I'm told that new studies show that the Asian script is what gives some Asian students, not all, a leg up in math. Math beyond simple arithmetic involves shorthand notation represented by symbols. As I understand, the Chinese and Hebrew alphabet have embedded meanings separately as well as a meaning when strung together.

Like water, students will find their own level. As a society we should support them at their individual levels so they may have opportunities to succeed.

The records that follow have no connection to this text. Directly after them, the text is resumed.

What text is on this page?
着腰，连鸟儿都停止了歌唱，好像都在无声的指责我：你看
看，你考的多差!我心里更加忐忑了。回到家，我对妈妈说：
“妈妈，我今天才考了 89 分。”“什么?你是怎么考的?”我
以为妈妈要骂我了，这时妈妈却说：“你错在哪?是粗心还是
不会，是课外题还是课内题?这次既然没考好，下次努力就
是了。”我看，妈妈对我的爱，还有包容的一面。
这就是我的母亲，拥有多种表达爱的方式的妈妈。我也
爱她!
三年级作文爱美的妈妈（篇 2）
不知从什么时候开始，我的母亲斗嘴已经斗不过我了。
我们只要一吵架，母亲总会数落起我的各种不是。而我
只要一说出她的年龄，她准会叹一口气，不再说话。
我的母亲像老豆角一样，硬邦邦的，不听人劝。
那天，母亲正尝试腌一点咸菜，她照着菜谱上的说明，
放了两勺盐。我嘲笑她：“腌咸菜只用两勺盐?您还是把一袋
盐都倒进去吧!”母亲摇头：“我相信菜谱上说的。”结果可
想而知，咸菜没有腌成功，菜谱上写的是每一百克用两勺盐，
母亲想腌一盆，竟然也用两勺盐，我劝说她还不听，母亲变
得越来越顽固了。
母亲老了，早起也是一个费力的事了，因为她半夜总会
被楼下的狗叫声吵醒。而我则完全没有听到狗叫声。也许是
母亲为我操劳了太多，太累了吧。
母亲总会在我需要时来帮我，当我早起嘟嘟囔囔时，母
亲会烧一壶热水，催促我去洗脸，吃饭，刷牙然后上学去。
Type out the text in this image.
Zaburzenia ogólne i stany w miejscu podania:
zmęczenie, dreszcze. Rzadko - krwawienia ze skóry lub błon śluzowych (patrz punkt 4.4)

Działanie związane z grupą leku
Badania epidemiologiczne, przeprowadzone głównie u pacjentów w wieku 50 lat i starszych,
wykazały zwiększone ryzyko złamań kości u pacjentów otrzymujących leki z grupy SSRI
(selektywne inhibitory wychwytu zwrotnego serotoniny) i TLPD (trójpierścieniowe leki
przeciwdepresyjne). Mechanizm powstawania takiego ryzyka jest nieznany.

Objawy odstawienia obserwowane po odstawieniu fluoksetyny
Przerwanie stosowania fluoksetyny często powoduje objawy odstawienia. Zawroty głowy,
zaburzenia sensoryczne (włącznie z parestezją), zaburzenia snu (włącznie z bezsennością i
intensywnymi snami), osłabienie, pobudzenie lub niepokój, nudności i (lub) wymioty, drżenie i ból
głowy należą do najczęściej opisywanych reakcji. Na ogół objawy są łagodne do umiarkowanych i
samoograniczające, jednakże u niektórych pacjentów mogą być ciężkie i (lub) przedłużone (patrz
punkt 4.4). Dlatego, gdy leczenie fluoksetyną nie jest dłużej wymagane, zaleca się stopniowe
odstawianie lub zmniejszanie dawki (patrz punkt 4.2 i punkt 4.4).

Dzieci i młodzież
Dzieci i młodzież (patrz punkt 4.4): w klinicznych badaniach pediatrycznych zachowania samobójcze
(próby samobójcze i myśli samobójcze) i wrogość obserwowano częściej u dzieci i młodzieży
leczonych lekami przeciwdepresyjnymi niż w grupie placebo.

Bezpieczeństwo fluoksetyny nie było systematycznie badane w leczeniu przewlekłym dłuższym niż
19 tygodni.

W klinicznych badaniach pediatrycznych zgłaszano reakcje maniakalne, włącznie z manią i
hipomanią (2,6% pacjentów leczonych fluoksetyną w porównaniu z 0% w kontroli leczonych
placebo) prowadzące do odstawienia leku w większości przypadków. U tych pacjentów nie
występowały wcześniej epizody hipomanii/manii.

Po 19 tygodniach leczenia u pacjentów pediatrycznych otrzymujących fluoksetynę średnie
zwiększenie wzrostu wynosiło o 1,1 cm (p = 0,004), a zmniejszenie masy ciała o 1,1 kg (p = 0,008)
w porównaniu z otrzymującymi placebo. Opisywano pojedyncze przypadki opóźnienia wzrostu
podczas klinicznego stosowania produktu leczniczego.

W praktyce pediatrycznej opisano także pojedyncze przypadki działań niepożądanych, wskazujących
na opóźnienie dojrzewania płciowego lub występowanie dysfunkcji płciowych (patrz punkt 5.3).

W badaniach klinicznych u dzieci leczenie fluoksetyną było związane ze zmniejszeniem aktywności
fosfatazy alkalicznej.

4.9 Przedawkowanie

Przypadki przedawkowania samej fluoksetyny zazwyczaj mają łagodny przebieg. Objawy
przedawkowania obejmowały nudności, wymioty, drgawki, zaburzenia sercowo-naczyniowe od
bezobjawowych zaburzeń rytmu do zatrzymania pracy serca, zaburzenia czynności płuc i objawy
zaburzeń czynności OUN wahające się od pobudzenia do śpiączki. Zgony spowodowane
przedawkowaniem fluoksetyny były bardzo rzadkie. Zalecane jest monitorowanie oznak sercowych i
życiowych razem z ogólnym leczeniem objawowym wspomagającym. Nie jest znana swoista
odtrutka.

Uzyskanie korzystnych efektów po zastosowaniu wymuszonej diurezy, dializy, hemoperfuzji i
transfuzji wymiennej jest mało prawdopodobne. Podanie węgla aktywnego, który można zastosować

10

Specialized school exams criticized

Response to letter on specialized high schools entry exam
George Zulch

My best memories of education are of my time at the Bronx High School of Science. I graduated from there in 1968. I had looked forward to taking the exam and hoped beyond all hopes, to be accepted. This was my dream and goal for several years prior, while in junior high school. Having to pass an entrance exam made it all the more worthwhile and even if the school had been the same it would not have had nearly as much meaning if I had just moved on to it without a tough entry exam. In the fifties and sixties competition with a reasonable amount of stress was a healthy and good thing and drove people to excel without crushing them. Special prizes require special preparation and accepting the inherent challenges. For the City to remove or abase the exam would effectively degrade not only the special schools but the system as a whole. It was once briefly done during the LaGuardia administration from what I gather. Evidently, the mayor at that time, viewed such schools as elitist but fortunately the concept and survival of such schools remained as his tenure passed on.
For me, what was “special” about such a school was a rare blend of excellence in education with ethics. I had gone on to City College from there and finally to Columbia University School of Dental and Oral Surgery; yet as good as those experiences were, they never quite measured up to “Science.” To this day I remember a statement that my sophomore biology teacher, Milton Kopelman, made when the time came to dissect frogs; “Remember that the frog before you, although dead, was once a living creature,” to paraphrase. That would stay with me through my entire education and gave me a serene perspective when dissecting a human cadaver in anatomy class, at Columbia. It was the single most significant statement anyone had ever made in my education, and yet how simple it was.
I want to see the privilege and the gift of “Science” and other specialized high schools continue, and that means keeping a competitive entrance exam and meeting those kids as they walk in the door with teachers who themselves have gone beyond the grade.

Testing for High School

The case for homogeneous grouping is that it is better for the students.

In the extreme alternative, imagine a physics class with a mixture of Einsteins and idiots. Either you waste the time of the Einsteins or the idiots haven't a clue what is being taught. What is the case for that?